The following words and terms, when used in this subchapter,
have the meaning indicated below unless the context indicates otherwise:
(1) Coinsurance--An amount in addition to the premium
and copayments due from an enrollee who accesses out-of-plan covered
benefits, for which the enrollee is not reimbursed.
(2) Corresponding benefits--Benefits provided under
a point-of-service rider or the indemnity portion of a point-of-service
plan, as defined in Insurance Code §843.108 (concerning Point-of-Service
Rider) and §1273.001 (concerning Definitions), that conform to
the nature and kind of coverage provided to an enrollee under the
HMO portion of a point-of-service plan.
(3) Cost containment requirements--Provisions in a
point-of-service rider requiring a specific action that must be taken
by an enrollee or by a physician or provider on behalf of the enrollee,
such as the provision of specified information to the HMO, to avoid
the imposition of a specified penalty on the coverage provided under
the rider for proposed service or treatment.
(4) Coverage--Any benefits available to an enrollee
through an indemnity contract or rider, any services available to
an enrollee under an evidence of coverage, or combination of the benefits
and services available to an enrollee under a point-of-service plan.
(5) Health plan products--Any health care plan issued
by an HMO under the Insurance Code or a rule adopted by the commissioner.

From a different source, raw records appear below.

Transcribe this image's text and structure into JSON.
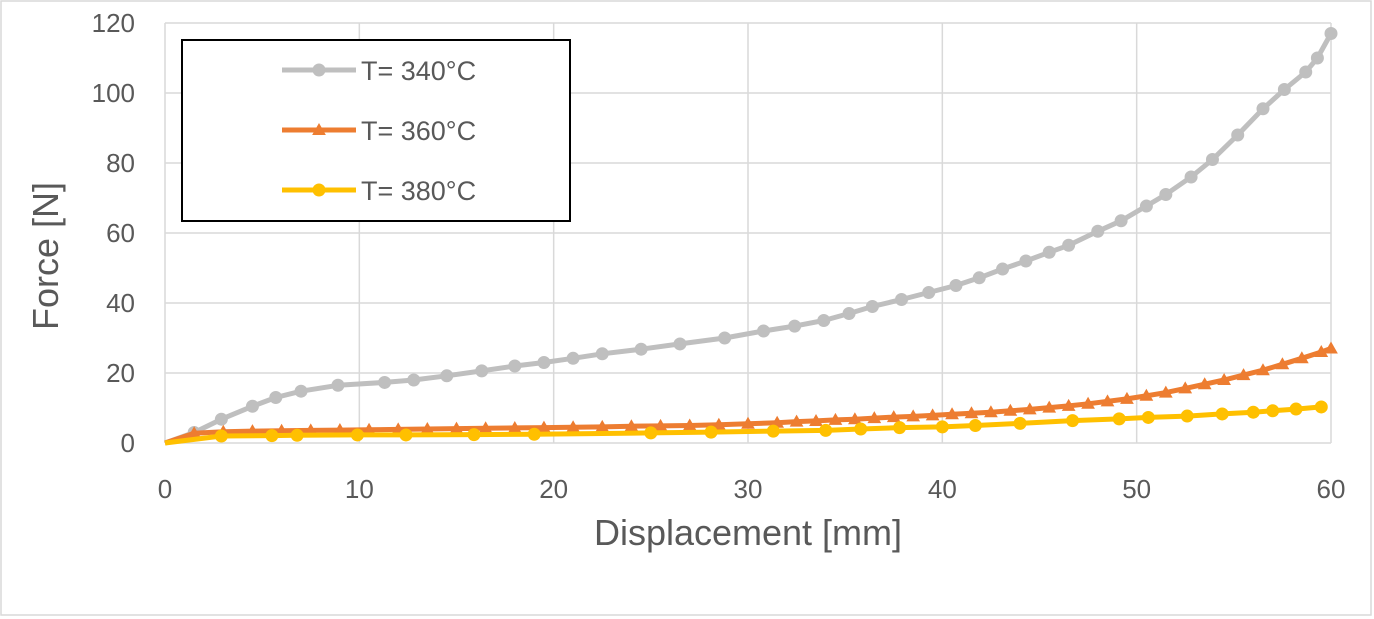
{
  "chart_data": {
    "type": "line",
    "title": "",
    "xlabel": "Displacement [mm]",
    "ylabel": "Force [N]",
    "xlim": [
      0,
      60
    ],
    "ylim": [
      0,
      120
    ],
    "xticks": [
      "0",
      "10",
      "20",
      "30",
      "40",
      "50",
      "60"
    ],
    "yticks": [
      "0",
      "20",
      "40",
      "60",
      "80",
      "100",
      "120"
    ],
    "grid": true,
    "legend_position": "top-left",
    "series": [
      {
        "name": "T= 340°C",
        "color": "#BFBFBF",
        "marker": "circle",
        "x": [
          0,
          1.5,
          2.9,
          4.5,
          5.7,
          7.0,
          8.9,
          11.3,
          12.8,
          14.5,
          16.3,
          18.0,
          19.5,
          21.0,
          22.5,
          24.5,
          26.5,
          28.8,
          30.8,
          32.4,
          33.9,
          35.2,
          36.4,
          37.9,
          39.3,
          40.7,
          41.9,
          43.1,
          44.3,
          45.5,
          46.5,
          48.0,
          49.2,
          50.5,
          51.5,
          52.8,
          53.9,
          55.2,
          56.5,
          57.6,
          58.7,
          59.3,
          60.0
        ],
        "y": [
          0,
          3.0,
          6.8,
          10.5,
          13.0,
          14.8,
          16.5,
          17.3,
          18.0,
          19.2,
          20.6,
          22.0,
          23.0,
          24.2,
          25.5,
          26.8,
          28.3,
          30.0,
          32.0,
          33.4,
          35.0,
          37.0,
          39.0,
          41.0,
          43.0,
          45.0,
          47.2,
          49.7,
          52.0,
          54.5,
          56.5,
          60.5,
          63.5,
          67.7,
          71.0,
          76.0,
          81.0,
          88.0,
          95.5,
          101.0,
          106.0,
          110.0,
          117.0
        ],
        "values": [
          0,
          3.0,
          6.8,
          10.5,
          13.0,
          14.8,
          16.5,
          17.3,
          18.0,
          19.2,
          20.6,
          22.0,
          23.0,
          24.2,
          25.5,
          26.8,
          28.3,
          30.0,
          32.0,
          33.4,
          35.0,
          37.0,
          39.0,
          41.0,
          43.0,
          45.0,
          47.2,
          49.7,
          52.0,
          54.5,
          56.5,
          60.5,
          63.5,
          67.7,
          71.0,
          76.0,
          81.0,
          88.0,
          95.5,
          101.0,
          106.0,
          110.0,
          117.0
        ]
      },
      {
        "name": "T= 360°C",
        "color": "#ED7D31",
        "marker": "triangle",
        "x": [
          0,
          1.5,
          3.0,
          4.5,
          6.0,
          7.5,
          9.0,
          10.5,
          12.0,
          13.5,
          15.0,
          16.5,
          18.0,
          19.5,
          21.0,
          22.5,
          24.0,
          25.5,
          27.0,
          28.5,
          30.0,
          31.5,
          32.5,
          33.5,
          34.5,
          35.5,
          36.5,
          37.5,
          38.5,
          39.5,
          40.5,
          41.5,
          42.5,
          43.5,
          44.5,
          45.5,
          46.5,
          47.5,
          48.5,
          49.5,
          50.5,
          51.5,
          52.5,
          53.5,
          54.5,
          55.5,
          56.5,
          57.5,
          58.5,
          59.5,
          60.0
        ],
        "y": [
          0,
          2.8,
          3.2,
          3.4,
          3.5,
          3.6,
          3.7,
          3.8,
          3.9,
          4.0,
          4.1,
          4.2,
          4.3,
          4.4,
          4.5,
          4.6,
          4.8,
          4.9,
          5.0,
          5.2,
          5.5,
          5.8,
          6.1,
          6.3,
          6.6,
          6.8,
          7.1,
          7.4,
          7.6,
          7.9,
          8.2,
          8.5,
          8.8,
          9.2,
          9.6,
          10.1,
          10.6,
          11.2,
          11.9,
          12.6,
          13.5,
          14.4,
          15.6,
          16.8,
          18.0,
          19.4,
          20.8,
          22.5,
          24.2,
          26.0,
          27.0
        ],
        "values": [
          0,
          2.8,
          3.2,
          3.4,
          3.5,
          3.6,
          3.7,
          3.8,
          3.9,
          4.0,
          4.1,
          4.2,
          4.3,
          4.4,
          4.5,
          4.6,
          4.8,
          4.9,
          5.0,
          5.2,
          5.5,
          5.8,
          6.1,
          6.3,
          6.6,
          6.8,
          7.1,
          7.4,
          7.6,
          7.9,
          8.2,
          8.5,
          8.8,
          9.2,
          9.6,
          10.1,
          10.6,
          11.2,
          11.9,
          12.6,
          13.5,
          14.4,
          15.6,
          16.8,
          18.0,
          19.4,
          20.8,
          22.5,
          24.2,
          26.0,
          27.0
        ]
      },
      {
        "name": "T= 380°C",
        "color": "#FFC000",
        "marker": "circle",
        "x": [
          0,
          2.9,
          5.5,
          6.8,
          9.9,
          12.4,
          15.9,
          19.0,
          25.0,
          28.1,
          31.3,
          34.0,
          35.8,
          37.8,
          40.0,
          41.7,
          44.0,
          46.7,
          49.1,
          50.6,
          52.6,
          54.4,
          56.0,
          57.0,
          58.2,
          59.5
        ],
        "y": [
          0,
          2.0,
          2.1,
          2.2,
          2.3,
          2.3,
          2.4,
          2.5,
          2.9,
          3.1,
          3.4,
          3.6,
          4.0,
          4.4,
          4.6,
          5.0,
          5.6,
          6.4,
          6.9,
          7.3,
          7.7,
          8.3,
          8.8,
          9.2,
          9.7,
          10.3
        ],
        "values": [
          0,
          2.0,
          2.1,
          2.2,
          2.3,
          2.3,
          2.4,
          2.5,
          2.9,
          3.1,
          3.4,
          3.6,
          4.0,
          4.4,
          4.6,
          5.0,
          5.6,
          6.4,
          6.9,
          7.3,
          7.7,
          8.3,
          8.8,
          9.2,
          9.7,
          10.3
        ]
      }
    ]
  }
}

(6) In-plan covered services--Health care services,
benefits, and supplies to which an enrollee is entitled under the
evidence of coverage issued by an HMO, including emergency services,
approved out-of-network services, and other authorized referrals.
(7) Nonparticipating physicians and providers--Physicians
and providers who are not part of an HMO delivery network.
(8) Out-of-plan covered benefits--All covered health
care services, benefits, and supplies that are not in-plan covered
services. Out-of-plan covered benefits include health care services,
benefits, and supplies obtained from participating physicians and
providers under circumstances in which the enrollee fails to comply
with the HMO's requirements for obtaining in-plan covered services.
(9) Participating physicians and providers--Physicians
and providers that are part of an HMO delivery network.
(10) Point-of-service blended contract plan--A point-of-service
plan evidenced by a single contract, policy, certificate, or evidence
of coverage that provides a combination of indemnity benefits for
which an indemnity carrier is at risk and services that are provided
by an HMO under a point-of-service plan.
(11) Point-of-service dual contracts plan--A point-of-service
plan providing a combination of indemnity benefits and HMO services
through separate contracts, one being the contract, policy, or certificate
offered by an indemnity carrier for which the indemnity carrier is
at risk and the other being the evidence of coverage offered by the
HMO.
(12) Point-of-service rider--A rider issued by an HMO
that meets the solvency requirements of §11.2502 of this title
(relating to Issuance of Point-of-Service Riders) and that provides
coverage for out-of-plan services, including services, benefits, and
supplies obtained from participating physicians or providers under
circumstances in which the enrollee fails to comply with the HMO's
requirements for obtaining approval for in-plan covered services.
(13) Point-of-service rider plan--A point-of-service
plan provided by an HMO in compliance with this subchapter under an
evidence of coverage that includes a point-of-service rider.